Do “golpe” ao “embuste”… perde o dever e a ética política
publicado na edição de hoje, 22 de abril, do Diário de Aveiro (página 6)
Por mais argumentos que se queiram atirar para a fogueira da discussão, a verdade é que a democracia e a política sofreram um golpe palaciano em novembro de 2023 e um engodo eleitoralista que não culminou a 10 de março de 2024, bem pelo contrário.
1. O Ministério Público emite um comunicado sobre um processo de investigação. Na sequência demite-se o Ministro das Infraestruturas, após quatro anos consecutivos de escutas, vasculhada a sua vida pessoal e governativa. Há, ainda, um Presidente de Câmara preso durante 6 dias, para ser libertado sem qualquer acusação. Nesse comunicado há um parágrafo diretamente dirigido à credibilidade e honestidade do então Primeiro-ministro. Parágrafo esse surgido após reunião entre Presidente da República e Procuradora-Geral da República. Deste contexto, após audiência com o Presidente da República, perante a pressão do que foi tornado público e do impacto político que representou, mesmo com a afirmação de inocência proferida, demite-se o então Primeiro-Ministro.
Criada a crise política, o Presidente da República opta, sem que a isso fosse obrigado (ou fosse o último recurso), pela dissolução da Assembleia da República. A menos de dois anos de mandato legislativo, o país vai a votos a 10 de março.
Vem agora a público toda a fragilidade da investigação, a inconsistência dos indícios, a ausência de provas factuais, são arrasadas as suspeitas que, alegadamente, recaíam sobre o Primeiro-Ministro, e é afirmado que o ex-Ministro agiu apenas no legítimo interesse do país.
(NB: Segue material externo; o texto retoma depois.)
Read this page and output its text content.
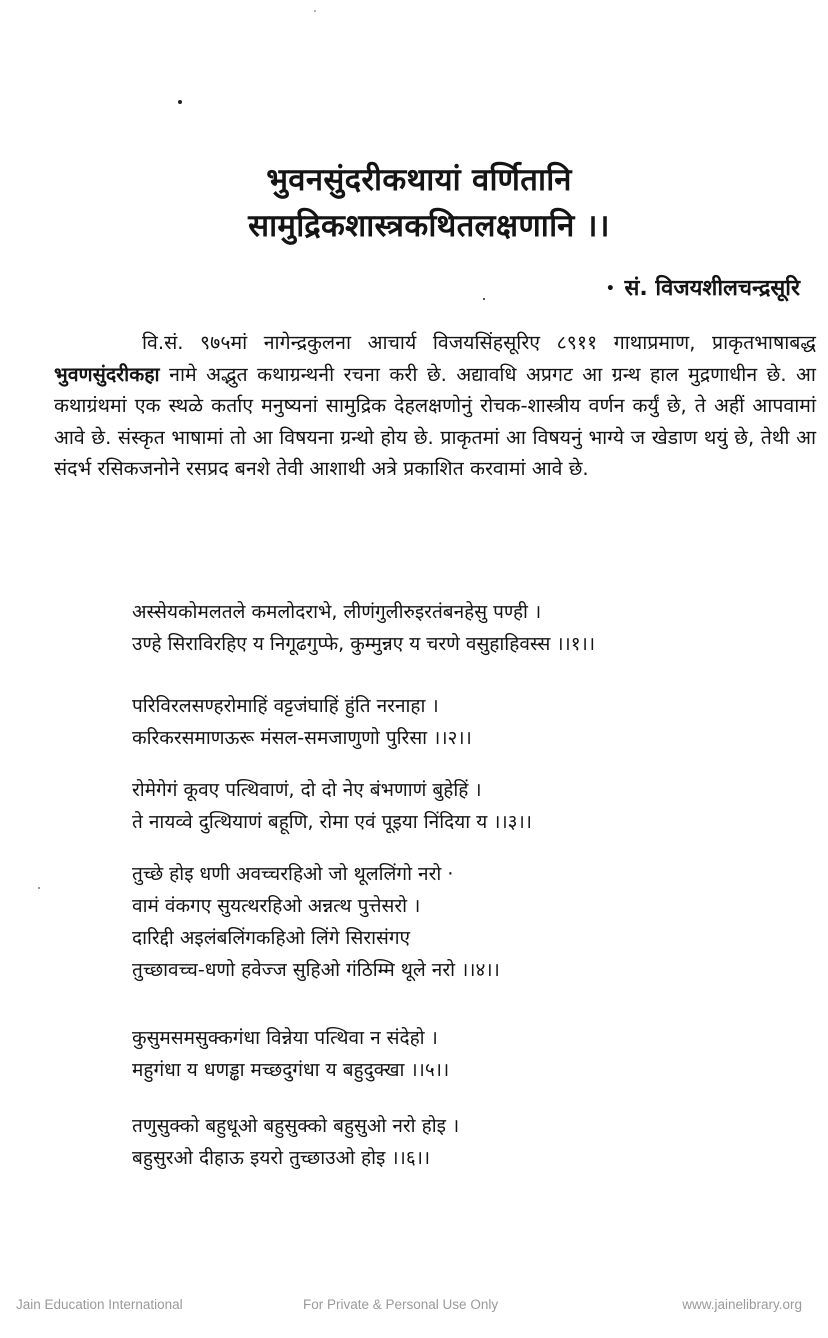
भुवनसुंदरीकथायां वर्णितानि
सामुद्रिकशास्त्रकथितलक्षणानि ।।
• सं. विजयशीलचन्द्रसूरि

वि.सं. ९७५मां नागेन्द्रकुलना आचार्य विजयसिंहसूरिए ८९११ गाथाप्रमाण, प्राकृतभाषाबद्ध भुवणसुंदरीकहा नामे अद्भुत कथाग्रन्थनी रचना करी छे. अद्यावधि अप्रगट आ ग्रन्थ हाल मुद्रणाधीन छे. आ कथाग्रंथमां एक स्थळे कर्ताए मनुष्यनां सामुद्रिक देहलक्षणोनुं रोचक-शास्त्रीय वर्णन कर्युं छे, ते अहीं आपवामां आवे छे. संस्कृत भाषामां तो आ विषयना ग्रन्थो होय छे. प्राकृतमां आ विषयनुं भाग्ये ज खेडाण थयुं छे, तेथी आ संदर्भ रसिकजनोने रसप्रद बनशे तेवी आशाथी अत्रे प्रकाशित करवामां आवे छे.

अस्सेयकोमलतले कमलोदराभे, लीणंगुलीरुइरतंबनहेसु पण्ही ।
उण्हे सिराविरहिए य निगूढगुप्फे, कुम्मुन्नए य चरणे वसुहाहिवस्स ।।१।।
परिविरलसण्हरोमाहिं वट्टजंघाहिं हुंति नरनाहा ।
करिकरसमाणऊरू मंसल-समजाणुणो पुरिसा ।।२।।
रोमेगेगं कूवए पत्थिवाणं, दो दो नेए बंभणाणं बुहेहिं ।
ते नायव्वे दुत्थियाणं बहूणि, रोमा एवं पूइया निंदिया य ।।३।।
तुच्छे होइ धणी अवच्चरहिओ जो थूललिंगो नरो ·
वामं वंकगए सुयत्थरहिओ अन्नत्थ पुत्तेसरो ।
दारिद्दी अइलंबलिंगकहिओ लिंगे सिरासंगए
तुच्छावच्च-धणो हवेज्ज सुहिओ गंठिम्मि थूले नरो ।।४।।
कुसुमसमसुक्कगंधा विन्नेया पत्थिवा न संदेहो ।
महुगंधा य धणड्ढा मच्छदुगंधा य बहुदुक्खा ।।५।।
तणुसुक्को बहुधूओ बहुसुक्को बहुसुओ नरो होइ ।
बहुसुरओ दीहाऊ इयरो तुच्छाउओ होइ ।।६।।
Jain Education International	For Private & Personal Use Only	www.jainelibrary.org
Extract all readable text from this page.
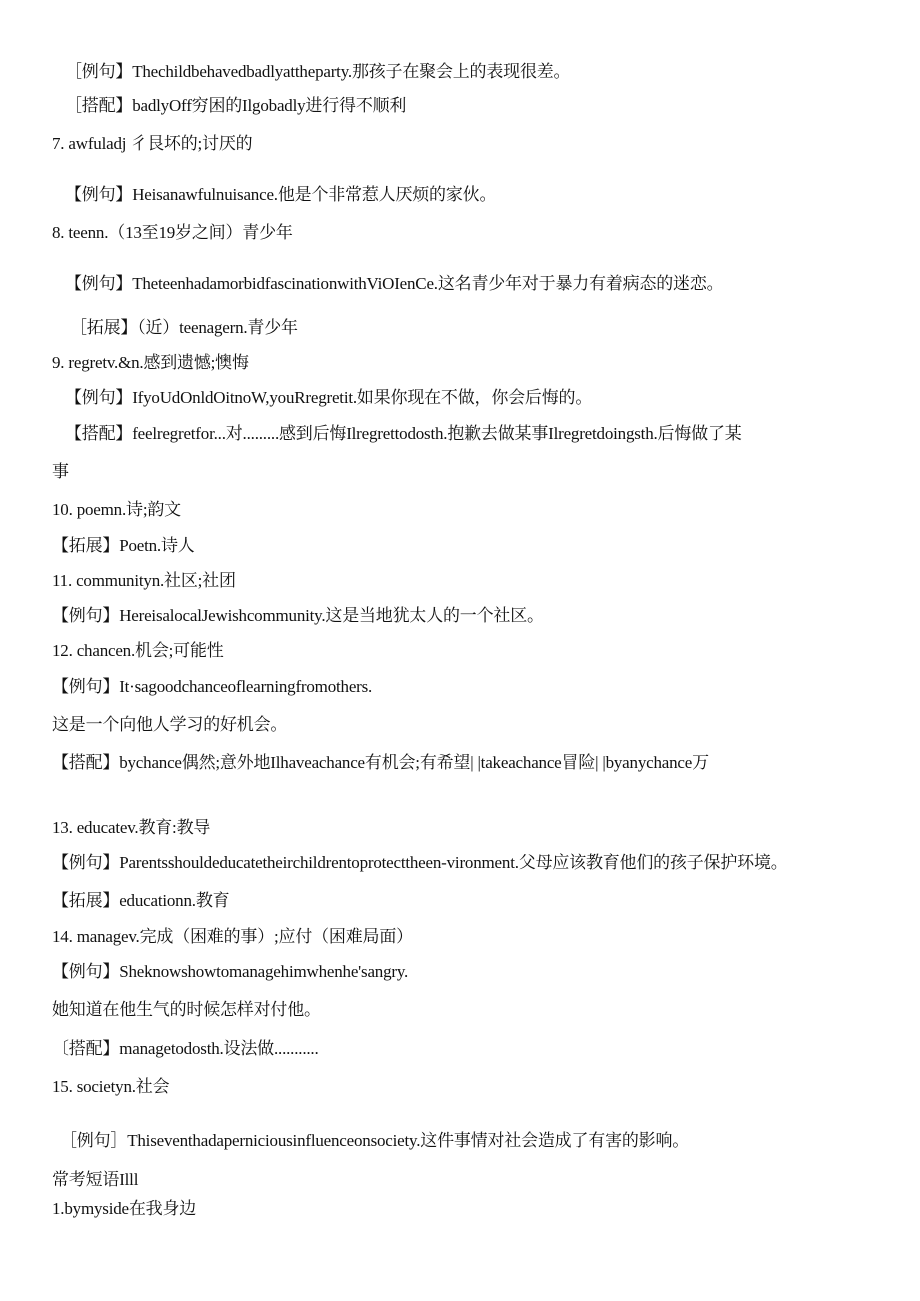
［例句】Thechildbehavedbadlyattheparty.那孩子在聚会上的表现很差。
［搭配】badlyOff穷困的Ilgobadly进行得不顺利
7. awfuladj 彳艮坏的;讨厌的
【例句】Heisanawfulnuisance.他是个非常惹人厌烦的家伙。
8. teenn.（13至19岁之间）青少年
【例句】TheteenhadamorbidfascinationwithViOIenCe.这名青少年对于暴力有着病态的迷恋。
［拓展】（近）teenagern.青少年
9. regretv.&n.感到遗憾;懊悔
【例句】IfyoUdOnldOitnoW,youRregretit.如果你现在不做，你会后悔的。
【搭配】feelregretfor...对.........感到后悔Ilregrettodosth.抱歉去做某事Ilregretdoingsth.后悔做了某
事
10. poemn.诗;韵文
【拓展】Poetn.诗人
11. communityn.社区;社团
【例句】HereisalocalJewishcommunity.这是当地犹太人的一个社区。
12. chancen.机会;可能性
【例句】It·sagoodchanceoflearningfromothers.
这是一个向他人学习的好机会。
【搭配】bychance偶然;意外地Ilhaveachance有机会;有希望| |takeachance冒险| |byanychance万
13. educatev.教育:教导
【例句】Parentsshouldeducatetheirchildrentoprotecttheen-vironment.父母应该教育他们的孩子保护环境。
【拓展】educationn.教育
14. managev.完成（困难的事）;应付（困难局面）
【例句】Sheknowshowtomanagehimwhenhe'sangry.
她知道在他生气的时候怎样对付他。
〔搭配】managetodosth.设法做...........
15. societyn.社会
［例句］Thiseventhadaperniciousinfluenceonsociety.这件事情对社会造成了有害的影响。
常考短语Illl
1.bymyside在我身边
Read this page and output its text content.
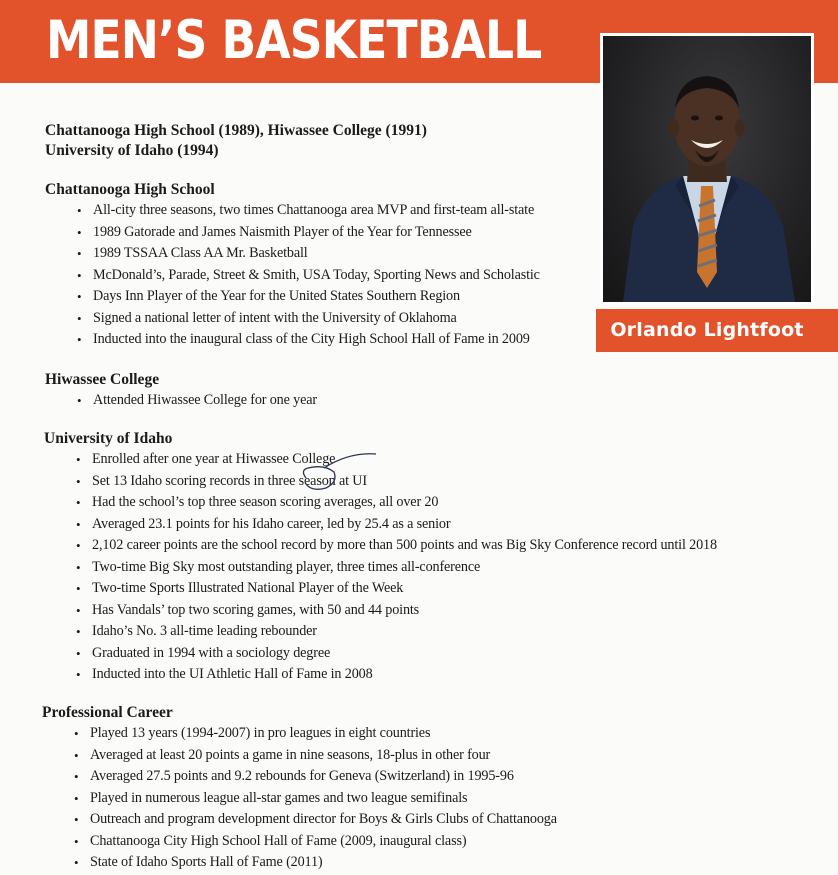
MEN’S BASKETBALL
Orlando Lightfoot
Chattanooga High School (1989), Hiwassee College (1991)
University of Idaho (1994)
Chattanooga High School
• All-city three seasons, two times Chattanooga area MVP and first-team all-state
• 1989 Gatorade and James Naismith Player of the Year for Tennessee
• 1989 TSSAA Class AA Mr. Basketball
• McDonald’s, Parade, Street & Smith, USA Today, Sporting News and Scholastic
• Days Inn Player of the Year for the United States Southern Region
• Signed a national letter of intent with the University of Oklahoma
• Inducted into the inaugural class of the City High School Hall of Fame in 2009
Hiwassee College
• Attended Hiwassee College for one year
University of Idaho
• Enrolled after one year at Hiwassee College
• Set 13 Idaho scoring records in three season at UI
• Had the school’s top three season scoring averages, all over 20
• Averaged 23.1 points for his Idaho career, led by 25.4 as a senior
• 2,102 career points are the school record by more than 500 points and was Big Sky Conference record until 2018
• Two-time Big Sky most outstanding player, three times all-conference
• Two-time Sports Illustrated National Player of the Week
• Has Vandals’ top two scoring games, with 50 and 44 points
• Idaho’s No. 3 all-time leading rebounder
• Graduated in 1994 with a sociology degree
• Inducted into the UI Athletic Hall of Fame in 2008
Professional Career
• Played 13 years (1994-2007) in pro leagues in eight countries
• Averaged at least 20 points a game in nine seasons, 18-plus in other four
• Averaged 27.5 points and 9.2 rebounds for Geneva (Switzerland) in 1995-96
• Played in numerous league all-star games and two league semifinals
• Outreach and program development director for Boys & Girls Clubs of Chattanooga
• Chattanooga City High School Hall of Fame (2009, inaugural class)
• State of Idaho Sports Hall of Fame (2011)
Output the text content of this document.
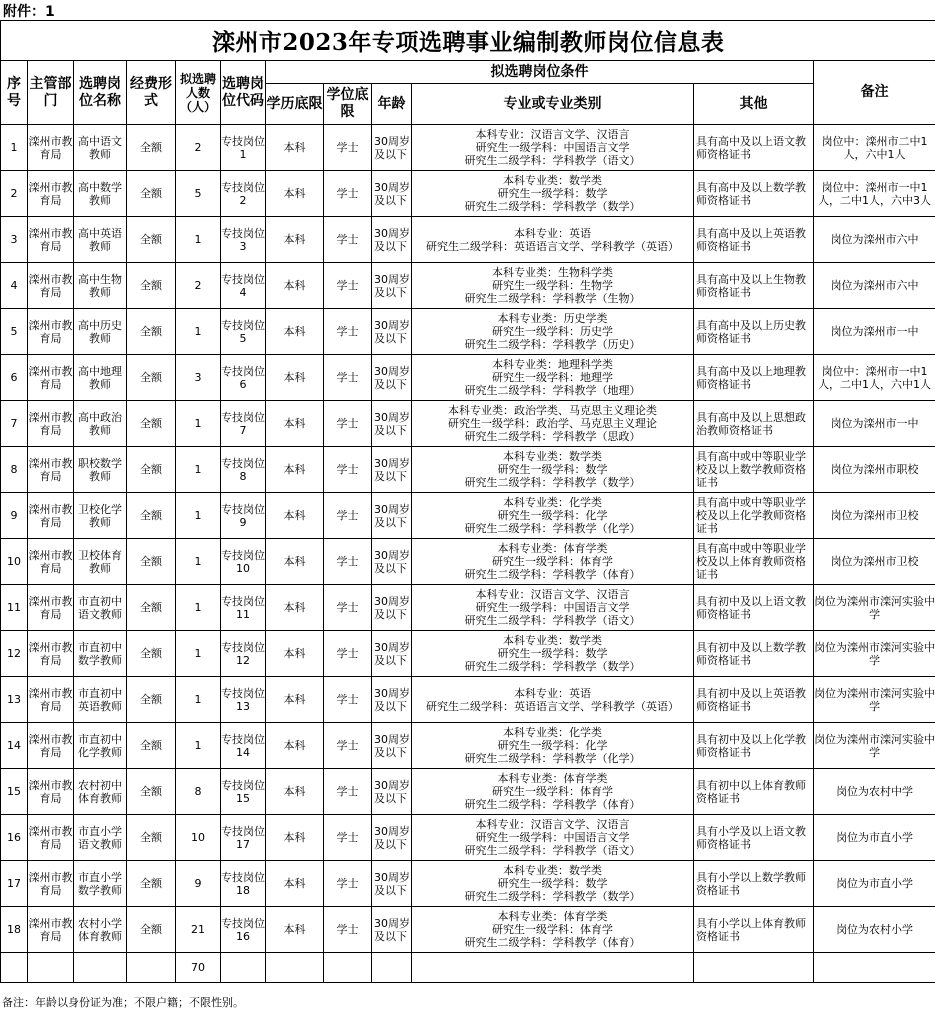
附件：1
滦州市2023年专项选聘事业编制教师岗位信息表											
序号	主管部门	选聘岗位名称	经费形式	拟选聘人数（人）	选聘岗位代码	拟选聘岗位条件					备注
						学历底限	学位底限	年龄	专业或专业类别	其他	
1	滦州市教育局	高中语文教师	全额	2	专技岗位1	本科	学士	30周岁及以下	本科专业：汉语言文学、汉语言
研究生一级学科：中国语言文学
研究生二级学科：学科教学（语文）	具有高中及以上语文教师资格证书	岗位中：滦州市二中1人，六中1人
2	滦州市教育局	高中数学教师	全额	5	专技岗位2	本科	学士	30周岁及以下	本科专业类：数学类
研究生一级学科：数学
研究生二级学科：学科教学（数学）	具有高中及以上数学教师资格证书	岗位中：滦州市一中1人，二中1人，六中3人
3	滦州市教育局	高中英语教师	全额	1	专技岗位3	本科	学士	30周岁及以下	本科专业：英语
研究生二级学科：英语语言文学、学科教学（英语）	具有高中及以上英语教师资格证书	岗位为滦州市六中
4	滦州市教育局	高中生物教师	全额	2	专技岗位4	本科	学士	30周岁及以下	本科专业类：生物科学类
研究生一级学科：生物学
研究生二级学科：学科教学（生物）	具有高中及以上生物教师资格证书	岗位为滦州市六中
5	滦州市教育局	高中历史教师	全额	1	专技岗位5	本科	学士	30周岁及以下	本科专业类：历史学类
研究生一级学科：历史学
研究生二级学科：学科教学（历史）	具有高中及以上历史教师资格证书	岗位为滦州市一中
6	滦州市教育局	高中地理教师	全额	3	专技岗位6	本科	学士	30周岁及以下	本科专业类：地理科学类
研究生一级学科：地理学
研究生二级学科：学科教学（地理）	具有高中及以上地理教师资格证书	岗位中：滦州市一中1人，二中1人，六中1人
7	滦州市教育局	高中政治教师	全额	1	专技岗位7	本科	学士	30周岁及以下	本科专业类：政治学类、马克思主义理论类
研究生一级学科：政治学、马克思主义理论
研究生二级学科：学科教学（思政）	具有高中及以上思想政治教师资格证书	岗位为滦州市一中
8	滦州市教育局	职校数学教师	全额	1	专技岗位8	本科	学士	30周岁及以下	本科专业类：数学类
研究生一级学科：数学
研究生二级学科：学科教学（数学）	具有高中或中等职业学校及以上数学教师资格证书	岗位为滦州市职校
9	滦州市教育局	卫校化学教师	全额	1	专技岗位9	本科	学士	30周岁及以下	本科专业类：化学类
研究生一级学科：化学
研究生二级学科：学科教学（化学）	具有高中或中等职业学校及以上化学教师资格证书	岗位为滦州市卫校
10	滦州市教育局	卫校体育教师	全额	1	专技岗位10	本科	学士	30周岁及以下	本科专业类：体育学类
研究生一级学科：体育学
研究生二级学科：学科教学（体育）	具有高中或中等职业学校及以上体育教师资格证书	岗位为滦州市卫校
11	滦州市教育局	市直初中语文教师	全额	1	专技岗位11	本科	学士	30周岁及以下	本科专业：汉语言文学、汉语言
研究生一级学科：中国语言文学
研究生二级学科：学科教学（语文）	具有初中及以上语文教师资格证书	岗位为滦州市滦河实验中学
12	滦州市教育局	市直初中数学教师	全额	1	专技岗位12	本科	学士	30周岁及以下	本科专业类：数学类
研究生一级学科：数学
研究生二级学科：学科教学（数学）	具有初中及以上数学教师资格证书	岗位为滦州市滦河实验中学
13	滦州市教育局	市直初中英语教师	全额	1	专技岗位13	本科	学士	30周岁及以下	本科专业：英语
研究生二级学科：英语语言文学、学科教学（英语）	具有初中及以上英语教师资格证书	岗位为滦州市滦河实验中学
14	滦州市教育局	市直初中化学教师	全额	1	专技岗位14	本科	学士	30周岁及以下	本科专业类：化学类
研究生一级学科：化学
研究生二级学科：学科教学（化学）	具有初中及以上化学教师资格证书	岗位为滦州市滦河实验中学
15	滦州市教育局	农村初中体育教师	全额	8	专技岗位15	本科	学士	30周岁及以下	本科专业类：体育学类
研究生一级学科：体育学
研究生二级学科：学科教学（体育）	具有初中以上体育教师资格证书	岗位为农村中学
16	滦州市教育局	市直小学语文教师	全额	10	专技岗位17	本科	学士	30周岁及以下	本科专业：汉语言文学、汉语言
研究生一级学科：中国语言文学
研究生二级学科：学科教学（语文）	具有小学及以上语文教师资格证书	岗位为市直小学
17	滦州市教育局	市直小学数学教师	全额	9	专技岗位18	本科	学士	30周岁及以下	本科专业类：数学类
研究生一级学科：数学
研究生二级学科：学科教学（数学）	具有小学以上数学教师资格证书	岗位为市直小学
18	滦州市教育局	农村小学体育教师	全额	21	专技岗位16	本科	学士	30周岁及以下	本科专业类：体育学类
研究生一级学科：体育学
研究生二级学科：学科教学（体育）	具有小学以上体育教师资格证书	岗位为农村小学
				70							
备注：年龄以身份证为准；不限户籍；不限性别。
Nem Procuradora-Geral da República, nem Presidente da República explicaram de forma cabal e justificável e, muito menos, assumiram qualquer responsabilidade.
Ao processo deram o esbelto nome de influencer. De facto... uma influência da justiça na política, o quebrar inaceitável da separação de poderes que sustenta um Estado de Direito.
Ainda esta sexta-feira, Marcelo Rebelo de Sousa afirmou que “houve um processo que ninguém esperava nem imaginava e um sonho antigo da direita portuguesa, desde 2016”, ou seja, uma “vingança política. Sim... FOI GOLPE.
2. Não mentir não é a única forma de não dizer a verdade. A omissão, o encobrimento dos factos, a não transparência ou a falta de clareza (a ambiguidade) configura na falta de verdade.
As expetativas criadas na campanha, no próprio programa do Governo, a ilusão gerada em torno do “choque fiscal” não é uma questão de má interpretação da comunicação social, da oposição, dos portugueses. Foi um spin eleitoralista, marcadamente populista e demagogo. Conhecida a decisão do Conselho de Ministros, até esta, contraria e deturpa o próprio programa da AD e do Governo. Para além da inclusão, agora mais que descoberta, da medida do PS já em vigor no Orçamento do Estado, de 1,3 milhões de euros, o período temporal do alívio fiscal de 3 mil milhões de euros, que terminava em 2026, foi alargado, no final da semana passada, para o ano de 2028. Resultado: o impacto do choque fiscal do Governo só tem efeitos significativos acima de salários de 2 mil euros brutos mensais, bem longe da média da massa salarial dos portugueses. O resto fixa-se nuns colossais cerca de 4 euros por mês.
Assim como se afigura claro que a urgência eleitoral da resolução das pretensões dos professores, dos médios e das forças de segurança foi empurrada para 2025, porque foi mais fácil à AD a ilusão do prometer tudo a todos sem responsabilidade e sustentabilidade, com base num plano macroeconómico que, esse sim, já se sabia impraticável. Sim… FOI EMBUSTE.
Cheira a um regresso a um passado recente, “troikano”, de má memória. Sem ética e responsabilidade políticas.